长野照顾了她三天,川圆也睡了三天。
第一天最难熬。
川圆高烧不退,吃了药也不见好转。
长野每隔一小时给她量一次体温,用湿毛巾敷额头,喂水,喂药,喂那煮了三遍才勉强能入口的粥。
川圆大部分时间都在昏睡,偶尔醒来,眼神迷蒙,说些含糊不清的话。
【哥哥…不要走…】
【不走】长野握紧她的手【都在】
【长野小姐…对不起…】
长野再一次抚平川圆紧皱的眉头,用只有两个人能听到的声音说着【没有对不起。】
那天夜里,川圆烧得最厉害的时候,长野几乎要去敲诊所的门。
但凌晨两点,街上空无一人。
她只能坐在床边,一遍一遍换毛巾,一遍一遍握那只滚烫的手,在心里祈祷。
【别有事】她轻声说【求你了】
第二天烧退了一些。
川圆醒来的时间长了点,能喝下半碗粥,能含糊地回应几句话,长野给她买了新的退烧药。
第三天烧终于退了。
川圆能下床走动了,虽然脚步还有些虚浮。长野扶着她去卫生间,又扶着她坐回床上,看着她苍白的脸色一点一点恢复血色。
【我真的没事了】川圆说【你不用…】
长野把体温计递给她【再量一次。】
川圆接过体温计,乖乖夹在腋下。
长野坐在旁边,听着窗外隐约传来的声音,巷子深处有人在吵架,男人的叫骂声,女人的哭声,酒瓶摔碎的声音。
川圆眉头皱了皱。
长野也皱了皱眉,这不是第一次了。
照顾川圆的这三天,她发现这附近的治安很差。
白天还好,一到晚上,醉酒的人、吵架的人、莫名其妙大声喧哗的人,轮番上阵。
第一天夜里,凌晨两点有人在外面砸酒瓶,川圆在睡梦中惊醒,浑身发抖。长野握了她的手很久,她才又睡过去。

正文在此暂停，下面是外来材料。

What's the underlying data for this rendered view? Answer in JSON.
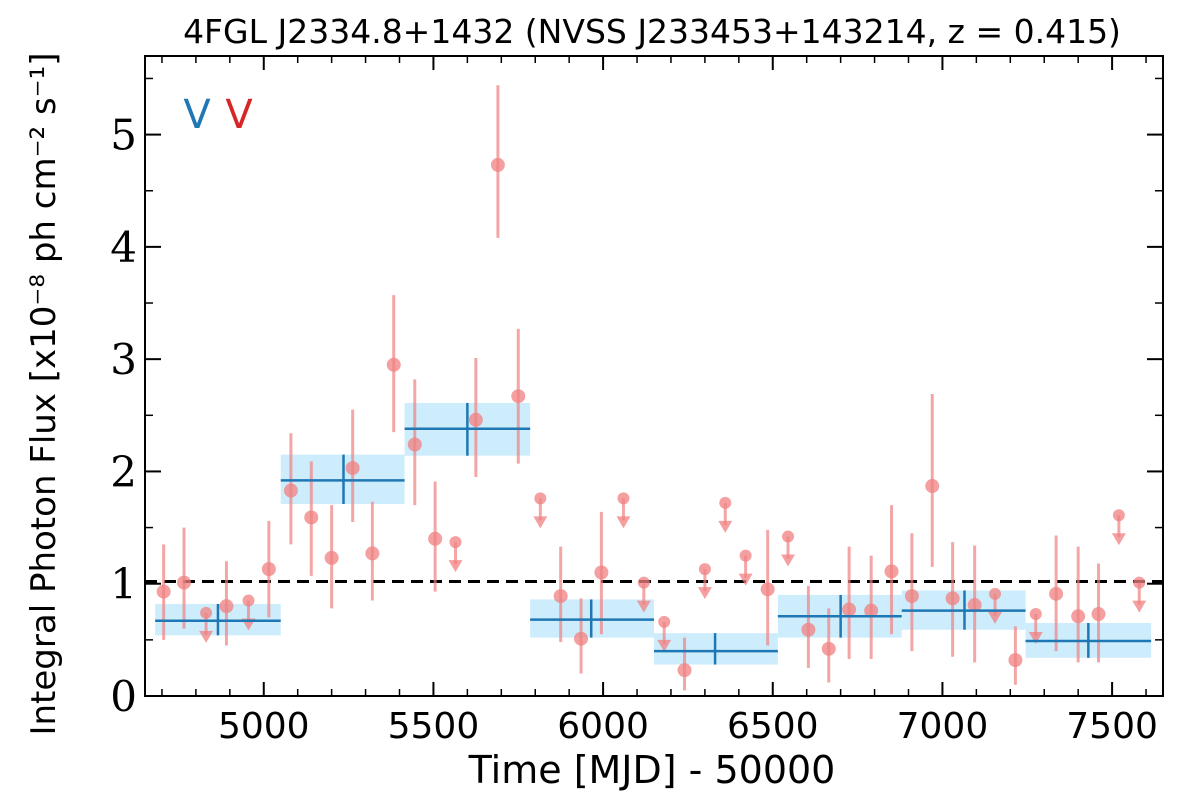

第二天夜里,隔壁传来摔东西的声音和女人压抑的哭声。川圆没醒,但眉头皱得很紧,睡得极不安稳,翻来覆去,偶尔发出含糊的呓语。
第三天。就是今天,天还没黑,外面已经开始吵了。
体温计响了,36。2℃,正常了。
长野松了口气,收起体温计,却没有走。她坐在床边,看着川圆,欲言又止。
【怎么了?】川圆问。
长野沉默了一会儿【这里】长野斟酌着措辞【晚上一直这么吵吗?】
川圆没说话,但她的沉默已经回答了。
【你睡得好吗?】长野一向对睡眠质量有很高的要求,因而搬去了较为安静的住所。